Thursday, July 20, 2006

To negotiate a ceasefire you have to include both parties......right?

Everyone from Howard Dean to Kofi Anan has called for Israel to use restraint while attacking Hezbolalh, and several people have gone further to criticize Israel for all the civilian casualties it has inflicted.

It really seems as if the international community really really REALLY wants to condemn Israel for this war but can't because Hezbollah attacked first, not to mention the UN resolution that said Hezbollah should disarm. So they have to content themselves with saying that Israel is overreacting and is using disproportional violence.

Hezbollah gets no criticism for launching rockets in to civilian neighborhoods. Or for going in to Lebanese houses and setting up radar towers and missle launchers. I mean Kofi would probably find some excuse for them if their soldiers wore babies strapped to their backs.

Meanwhile Israel is telling people ahead of time where they are going to be bombing. And yet they are still getting lambasted.

I mean the people around the world can't be that stupid right? Negotiating and compromise is what got Israel in to this situation in the first place. They gave Land for Peace but got no peace. In the UN defeating an enemy to ensure peace is just a foreign concept. Why? Because at the UN and in the more liberal and socialist governments around the world there is this desire to see moral equivilance everywhere that precludes everything. They refuse to see Hezbollah as evil, or terrorists as bad guys. They aren't bad guys just misunderstood. And because Israel has a big military and is perfectly capable of wiping out Hezbollah, and Lebenon for that matter, they are treated as the big mean nasty bullys. Despite the fact that Hezbollah with backing from Iran and Syria are the aggressors and are the ones who have sworn to wipe an entire country off the map. Nope, we have to be sensitive to them because they come from a different culture. Sigh.

Thankfully Israel is used to this kind of thing (or sadly if you think about it), and isn't giving in to public pressure. Kofi can call for Hostilities to end til he's blue in the face but until Hezbollah decides to lay down their arms Israel will do what it needs too.

And the whole "have a cease-fire" idea is just silly anyway as Jonah Goldberg highlights in his column "Why a cease-fire makes no sense for Israel"

Israel's bombing campaign, unlike Hezbollah's, must have a larger goal than mere terror and bloodshed. I'm certain that it does. But if the situation freezes under the current circumstances, Israel's larger goal won't be apparent to much of the world. It will seem like a hugely disproportionate response in which Israel killed hundreds of civilians in order to get back two kidnapped soldiers. And Hezbollah will still be there, ready to dance for any coin Syria or Iran puts in its jukebox, threatening Israel and strangling Lebanon's democratic hopes.Hezbollah can only be destroyed by a ground campaign. If Israel doesn't launch one, it will be worse off, laughter will echo in Damascus and Tehran, Lebanon will have been dealt an unjust and cruel blow for nothing, and we'll all be back here again in the near future.

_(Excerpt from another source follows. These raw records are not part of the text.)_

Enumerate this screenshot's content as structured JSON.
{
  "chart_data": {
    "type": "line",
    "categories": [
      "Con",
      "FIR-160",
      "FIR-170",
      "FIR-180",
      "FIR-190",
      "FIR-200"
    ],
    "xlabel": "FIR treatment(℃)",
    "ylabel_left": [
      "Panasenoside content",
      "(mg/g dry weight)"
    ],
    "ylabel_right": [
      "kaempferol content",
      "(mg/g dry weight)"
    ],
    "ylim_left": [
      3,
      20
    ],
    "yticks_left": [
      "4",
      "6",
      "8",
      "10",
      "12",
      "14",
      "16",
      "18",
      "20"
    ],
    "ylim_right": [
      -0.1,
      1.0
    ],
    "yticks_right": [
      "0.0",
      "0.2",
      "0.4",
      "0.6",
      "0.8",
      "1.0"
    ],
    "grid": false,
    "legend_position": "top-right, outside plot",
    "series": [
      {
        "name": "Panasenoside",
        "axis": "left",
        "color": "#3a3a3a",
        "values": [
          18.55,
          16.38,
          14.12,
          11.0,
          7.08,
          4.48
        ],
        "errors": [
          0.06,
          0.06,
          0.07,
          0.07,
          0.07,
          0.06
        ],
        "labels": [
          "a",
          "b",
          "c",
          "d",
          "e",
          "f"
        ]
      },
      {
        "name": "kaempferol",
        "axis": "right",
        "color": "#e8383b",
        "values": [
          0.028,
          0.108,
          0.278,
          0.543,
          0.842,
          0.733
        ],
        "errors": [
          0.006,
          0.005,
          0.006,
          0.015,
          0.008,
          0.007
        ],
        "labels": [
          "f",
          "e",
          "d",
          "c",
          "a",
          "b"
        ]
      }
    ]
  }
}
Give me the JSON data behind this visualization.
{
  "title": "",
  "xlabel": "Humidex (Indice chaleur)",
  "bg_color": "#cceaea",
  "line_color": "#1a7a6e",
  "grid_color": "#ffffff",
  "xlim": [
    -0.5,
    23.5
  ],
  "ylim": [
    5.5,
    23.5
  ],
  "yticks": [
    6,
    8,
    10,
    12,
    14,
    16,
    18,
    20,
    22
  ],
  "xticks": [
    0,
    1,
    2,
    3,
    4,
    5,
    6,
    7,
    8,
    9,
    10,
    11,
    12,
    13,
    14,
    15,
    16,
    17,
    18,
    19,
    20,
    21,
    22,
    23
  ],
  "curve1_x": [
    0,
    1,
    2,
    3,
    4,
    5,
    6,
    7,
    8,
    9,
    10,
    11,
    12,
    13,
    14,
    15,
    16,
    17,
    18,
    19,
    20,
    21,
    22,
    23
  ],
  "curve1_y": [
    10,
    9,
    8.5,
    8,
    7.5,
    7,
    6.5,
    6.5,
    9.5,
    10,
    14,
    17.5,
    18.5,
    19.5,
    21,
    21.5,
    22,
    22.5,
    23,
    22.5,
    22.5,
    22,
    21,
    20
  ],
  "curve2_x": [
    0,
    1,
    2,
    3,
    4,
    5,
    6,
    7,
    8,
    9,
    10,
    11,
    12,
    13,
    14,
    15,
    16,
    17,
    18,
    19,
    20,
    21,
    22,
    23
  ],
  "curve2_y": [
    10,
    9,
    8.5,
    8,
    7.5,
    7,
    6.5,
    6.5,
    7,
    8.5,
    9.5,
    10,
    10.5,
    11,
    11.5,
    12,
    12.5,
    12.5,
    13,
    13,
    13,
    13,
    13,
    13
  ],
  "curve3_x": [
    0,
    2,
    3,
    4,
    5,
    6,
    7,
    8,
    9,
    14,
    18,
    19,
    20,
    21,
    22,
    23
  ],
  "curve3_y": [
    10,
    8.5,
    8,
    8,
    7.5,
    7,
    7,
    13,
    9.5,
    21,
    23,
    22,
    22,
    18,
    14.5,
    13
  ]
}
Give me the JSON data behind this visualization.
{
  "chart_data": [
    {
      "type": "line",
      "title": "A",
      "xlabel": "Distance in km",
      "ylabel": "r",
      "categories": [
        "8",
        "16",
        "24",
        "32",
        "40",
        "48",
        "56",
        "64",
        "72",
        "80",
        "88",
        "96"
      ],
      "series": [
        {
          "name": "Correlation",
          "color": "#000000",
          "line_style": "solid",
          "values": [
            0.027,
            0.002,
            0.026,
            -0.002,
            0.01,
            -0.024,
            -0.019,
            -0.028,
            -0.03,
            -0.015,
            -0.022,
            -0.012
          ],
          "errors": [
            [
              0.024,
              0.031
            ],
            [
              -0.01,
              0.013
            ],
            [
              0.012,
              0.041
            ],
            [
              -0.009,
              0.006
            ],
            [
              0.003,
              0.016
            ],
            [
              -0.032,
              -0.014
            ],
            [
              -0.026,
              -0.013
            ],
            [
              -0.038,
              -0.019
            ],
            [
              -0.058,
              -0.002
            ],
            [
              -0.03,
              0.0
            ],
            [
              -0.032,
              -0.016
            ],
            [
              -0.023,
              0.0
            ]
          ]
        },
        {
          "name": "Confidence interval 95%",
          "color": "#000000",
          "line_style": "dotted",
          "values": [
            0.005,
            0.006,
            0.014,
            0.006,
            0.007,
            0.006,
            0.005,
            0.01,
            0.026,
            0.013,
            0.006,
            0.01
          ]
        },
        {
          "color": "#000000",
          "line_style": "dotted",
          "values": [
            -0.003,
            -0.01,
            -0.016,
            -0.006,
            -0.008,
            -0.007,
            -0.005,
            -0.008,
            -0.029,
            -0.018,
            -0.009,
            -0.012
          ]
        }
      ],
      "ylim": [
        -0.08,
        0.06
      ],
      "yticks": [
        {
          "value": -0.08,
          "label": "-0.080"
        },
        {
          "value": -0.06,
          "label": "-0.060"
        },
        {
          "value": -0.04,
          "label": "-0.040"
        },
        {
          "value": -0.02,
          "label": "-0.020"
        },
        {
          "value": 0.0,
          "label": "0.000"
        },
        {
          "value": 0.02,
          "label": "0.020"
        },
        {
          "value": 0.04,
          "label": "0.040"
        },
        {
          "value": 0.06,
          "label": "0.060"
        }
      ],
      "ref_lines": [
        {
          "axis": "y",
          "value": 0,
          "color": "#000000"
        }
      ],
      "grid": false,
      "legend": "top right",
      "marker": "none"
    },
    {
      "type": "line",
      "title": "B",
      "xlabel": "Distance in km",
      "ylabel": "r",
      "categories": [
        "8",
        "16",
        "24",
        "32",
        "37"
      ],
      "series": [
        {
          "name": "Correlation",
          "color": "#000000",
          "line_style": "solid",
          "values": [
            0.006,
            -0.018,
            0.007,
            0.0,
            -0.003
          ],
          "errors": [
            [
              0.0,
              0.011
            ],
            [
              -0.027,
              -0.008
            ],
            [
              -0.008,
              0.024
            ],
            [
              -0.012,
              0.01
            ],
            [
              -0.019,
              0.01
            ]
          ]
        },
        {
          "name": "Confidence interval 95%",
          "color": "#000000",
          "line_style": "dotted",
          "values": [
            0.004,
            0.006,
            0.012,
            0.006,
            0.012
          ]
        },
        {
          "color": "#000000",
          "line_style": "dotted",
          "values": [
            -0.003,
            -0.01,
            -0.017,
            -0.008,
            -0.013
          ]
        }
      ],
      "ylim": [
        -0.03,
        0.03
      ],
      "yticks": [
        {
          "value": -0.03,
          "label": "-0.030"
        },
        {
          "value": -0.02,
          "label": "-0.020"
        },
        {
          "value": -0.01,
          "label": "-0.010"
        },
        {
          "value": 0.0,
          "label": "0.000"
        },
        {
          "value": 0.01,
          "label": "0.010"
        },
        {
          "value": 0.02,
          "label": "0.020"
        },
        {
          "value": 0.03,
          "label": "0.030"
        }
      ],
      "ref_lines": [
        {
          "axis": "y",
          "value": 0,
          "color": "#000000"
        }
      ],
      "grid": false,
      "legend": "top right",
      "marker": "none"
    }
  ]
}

Charles Krauthammer (one of my favorite writers) echos these thoughts in the Washington Post:

The road to a solution is therefore clear: Israel liberates south Lebanon and gives it back to the Lebanese.It starts by preparing the ground with air power, just as the Persian Gulf War began with a 40-day air campaign. But if all that happens is the air campaign, the result will be failure. Hezbollah will remain in place, Israel will remain under the gun, Lebanon will remain divided and unfree. And this war will start again at a time of Hezbollah and Iran's choosing.Just as in Kuwait in 1991, what must follow the air campaign is a land invasion to clear the ground and expel the occupier. Israel must retake south Lebanon and expel Hezbollah. It would then declare the obvious: that it has no claim to Lebanese territory and is prepared to withdraw and hand south Lebanon over to the Lebanese army (augmented perhaps by an international force), thus finally bringing about what the world has demanded -- implementation of Resolution 1559 and restoration of south Lebanon to Lebanese sovereignty.